The ladies were applauding, the gents were laughing and turning back to their wagers.

Darla had missed her calling to the stage; Jack had not missed his chance.

He had stooped down, scooped up Harriet, and swooped her away through the service entry without a soul noticing. He dropped her to her feet, her bare feet, as if she were a bag of stinging nettles. If she had been, she would have shriveled under his scrutiny. His soldiers would have been quaking. But not Harriet. Oh, no. She just looked up at him with wide, innocent eyes.

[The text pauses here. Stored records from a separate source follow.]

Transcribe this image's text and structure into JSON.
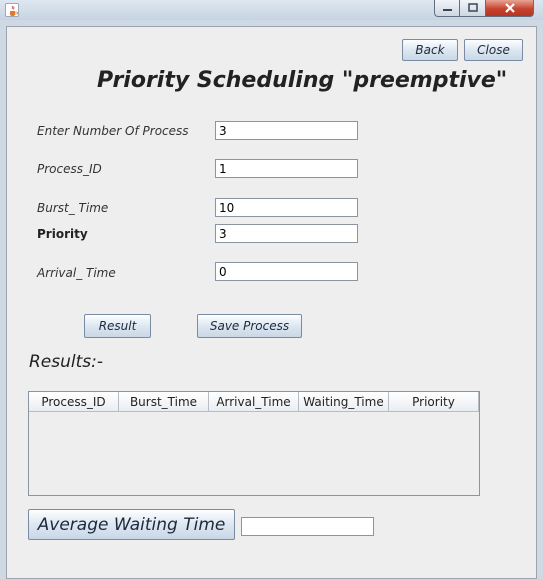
{
  "window": {
    "icon": "java-cup-icon",
    "controls": [
      "minimize-icon",
      "maximize-icon",
      "close-icon"
    ]
  },
  "nav": {
    "back_label": "Back",
    "close_label": "Close"
  },
  "title": "Priority Scheduling \"preemptive\"",
  "form": {
    "num_process_label": "Enter Number Of Process",
    "num_process_value": "3",
    "process_id_label": "Process_ID",
    "process_id_value": "1",
    "burst_time_label": "Burst_ Time",
    "burst_time_value": "10",
    "priority_label": "Priority",
    "priority_value": "3",
    "arrival_time_label": "Arrival_ Time",
    "arrival_time_value": "0"
  },
  "actions": {
    "result_label": "Result",
    "save_label": "Save Process"
  },
  "results_label": "Results:-",
  "table": {
    "columns": [
      "Process_ID",
      "Burst_Time",
      "Arrival_Time",
      "Waiting_Time",
      "Priority"
    ],
    "rows": []
  },
  "average": {
    "button_label": "Average Waiting Time",
    "value": ""
  },
  "colors": {
    "close_button": "#c6442e",
    "background": "#eeeeee",
    "button_face": "#dde7f1"
  }
}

Innocent? Hell. Things were going well in the club so Jack had a moment to interrogate the infant, and perhaps put the fear of God, or the fear of her guardian, into her. “What the devil were you doing under that table? Or in the gaming rooms at all, for that matter? And where is Miss Silver?”

“Sleeping, of course.”

“Of course.”

“But I had a nap so I was not tired. I put Miss Silver's bonnet on Joker, but then he ran away, down the stairs. I came looking for him.”

Jack could not blame the poor old hound for trying to hide, the hat was that ugly. Before he could expound on how one crime did not excuse another, Harriet was going on:

“She will beat me if I do not get her bonnet back.”

Jack did not for an instant believe that Miss Silver would strike a child. If she ever had, perhaps this brat would not be so plaguesome now. “You have caused me so much trouble I am tempted to beat you myself. Did you think of that?”

“Oh, you would never do that. You are a gentleman. Darla just said so, and so did Miss Silver.”

“She did?” He was surprised the teacher accorded him that much respect. He was also surprised how much her respect gladdened him. “That is, being a gentleman has nothing to do with it. You are not acting like a lady, creeping about in your nightclothes, so I am not constrained by proper manners either. I thought I made it clear that you were never to enter the public rooms. You could get me shut down. Unless you are an heiress after all, which I intend to investigate come Monday morning, we need the income from this place. And why do you not have any slippers?”

Her toes were curled on the bare floor. “They burned up in the fire.”

He sighed. “You better be an heiress, then, for I can see that you are going to be deuced expensive.”

“But I can save you a lot of money.”

He tallied the cost of a new bonnet for the teacher, new slippers, maybe a new dog. “I do not see how, brat. You cannot work at the tables for at least another eight years.” Not that Jack would let an old friend and fellow officer's daughter deal cards at a gaming parlor. He turned to go back into the club.